坏掉了。
祝眠问:“是没听见吗?”
“听见了。”关寒酥说。
祝眠听见了她雀跃的声音, 太好哄了,在哄关寒酥这方面, 她很有自信。
关寒酥含着哭腔说:“你能不能再哄哄我。”
祝眠:“……”
怎么又伤心了。
“寒酥,不要哭了, 他们说你什么了,还是偏心你哥, 不要为了不值得的人落泪, 你不是我女朋友,我随便你哭, 哭得多伤心我都不管,但是现在你哭,我会心疼。”
关寒酥突然就装不下去了。
她不想让祝眠痛心。
“他们再怎么偏袒我哥, 我都不在乎, 我只要你偏爱我。”
祝眠:“我要不偏爱你,就不会哄你了。”
“我和睡觉, 在你心里哪个重要?”
“睡觉。”
关寒酥笑了:“你现在就不能偏袒一下,连个谎都不愿意撒,你就没想过回答这个,我会生气吗?”
“现在撒谎了,爱你就是假的了。”
关寒酥已经被她撩到不行了,唇角怎么压都压不下去:“我现在就想见你。”
“你在笑吗?”祝眠问。
关寒酥吸了吸鼻子,含着哭腔说:“和你通话,我太高兴了,一想到马上会见到你,就不那么难过了。”
祝眠开了免提,下床换睡衣。
“眠眠,你还在吗?”
“在换衣服。”
关寒酥唇角微扬:“是要去我家吗?”
“对。”祝眠说。
“你再哄我一句,我就挂电话。”
祝眠套上睡衣,把藏匿在衣领里的衣服撩了出来,发尾飘出好看的弧度。
她瞥了眼手机,说:“乖,不哭了。”
她说的毫无感情,关寒酥却红了脸。
“眠眠,你能不能再说一句。”
祝眠幽幽地说:“你要是骗我,我会罚你的。”
她已经察觉不对劲了。
关寒酥紧张:“罚我什么?”
“哄我睡一百天。”
关寒酥在憋笑,她可太愿意了。
“祝眠,你真狠。”她配合地说。
祝眠:“我还觉得我罚轻了。”
“你可以惩罚得更重一点,不要对我过于仁慈。”
祝眠:“……”
她听出来了,这是在奖励她。
—
一个小时后,祝眠到了公寓,关寒酥还没回来。
她换了鞋,直奔卧室,扑倒在柔软的床上,被子上有淡淡的香味。
这几天一直在家里睡的,睡得很饱,但来到这个房间,睡意一下卷席而来,她要睁不开眼了。
祝眠听见门开了的声音。
她下床,快步走到客厅,看见了赶回来的关寒酥。
她今天的穿搭知性又优雅,头发有特意打理过,脸上的妆很精致,眼睛很漂亮,完全看不出哭过的痕迹。
“你骗我。”
关寒酥从袋子里拿出一套睡衣:“几天不见,你就和我说这个,我在路上给你买了睡衣,当赔罪的礼物。”

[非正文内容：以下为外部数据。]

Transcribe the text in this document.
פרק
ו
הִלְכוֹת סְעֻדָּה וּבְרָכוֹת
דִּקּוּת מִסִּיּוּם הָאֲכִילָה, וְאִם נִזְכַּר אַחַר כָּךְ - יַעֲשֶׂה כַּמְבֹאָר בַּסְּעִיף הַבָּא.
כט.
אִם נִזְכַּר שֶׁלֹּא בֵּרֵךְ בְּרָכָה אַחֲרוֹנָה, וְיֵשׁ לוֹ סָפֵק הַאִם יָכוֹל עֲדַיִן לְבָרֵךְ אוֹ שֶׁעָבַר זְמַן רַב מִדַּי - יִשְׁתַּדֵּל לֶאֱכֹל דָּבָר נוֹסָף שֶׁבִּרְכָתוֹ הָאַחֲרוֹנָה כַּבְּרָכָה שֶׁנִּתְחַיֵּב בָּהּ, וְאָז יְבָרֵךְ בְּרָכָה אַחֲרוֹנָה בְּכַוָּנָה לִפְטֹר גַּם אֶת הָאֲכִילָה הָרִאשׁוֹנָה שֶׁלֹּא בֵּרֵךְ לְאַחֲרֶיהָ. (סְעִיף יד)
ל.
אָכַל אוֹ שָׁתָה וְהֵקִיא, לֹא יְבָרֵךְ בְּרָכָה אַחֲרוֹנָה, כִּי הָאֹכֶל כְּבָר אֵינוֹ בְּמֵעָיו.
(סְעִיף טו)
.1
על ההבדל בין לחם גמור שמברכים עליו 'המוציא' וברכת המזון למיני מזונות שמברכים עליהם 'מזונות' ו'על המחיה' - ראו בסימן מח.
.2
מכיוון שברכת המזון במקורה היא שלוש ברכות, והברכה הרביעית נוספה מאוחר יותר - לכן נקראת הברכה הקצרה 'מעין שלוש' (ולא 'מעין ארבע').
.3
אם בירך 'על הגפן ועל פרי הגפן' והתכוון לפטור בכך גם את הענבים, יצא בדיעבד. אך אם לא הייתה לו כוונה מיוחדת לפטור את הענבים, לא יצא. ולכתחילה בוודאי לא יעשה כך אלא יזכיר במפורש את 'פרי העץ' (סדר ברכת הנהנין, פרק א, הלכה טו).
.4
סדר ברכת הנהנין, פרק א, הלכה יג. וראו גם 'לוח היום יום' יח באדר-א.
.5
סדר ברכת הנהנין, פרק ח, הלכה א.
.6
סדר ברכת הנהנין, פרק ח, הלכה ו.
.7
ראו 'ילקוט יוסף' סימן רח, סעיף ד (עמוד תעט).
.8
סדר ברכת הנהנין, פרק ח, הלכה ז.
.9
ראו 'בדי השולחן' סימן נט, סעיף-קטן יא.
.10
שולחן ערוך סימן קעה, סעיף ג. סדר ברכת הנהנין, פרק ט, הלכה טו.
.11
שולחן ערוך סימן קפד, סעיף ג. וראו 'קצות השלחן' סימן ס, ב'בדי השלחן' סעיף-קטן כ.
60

祝眠把睡衣一把抢过:“骗子,虚伪,还很会讨我欢心。”
关寒酥笑了:“你还要罚我吗?”
祝眠满脑子只有睡觉,但现在睡觉不仅是对她的奖励,也是对关寒酥的奖励,她实在想不到有什么可罚她的。
“不知道罚你什么。”
关寒酥给自己倒了杯水,也给她倒了杯:“不急,反正我一直在你身边,你什么时候想到了,我再来讨罚是一样的。”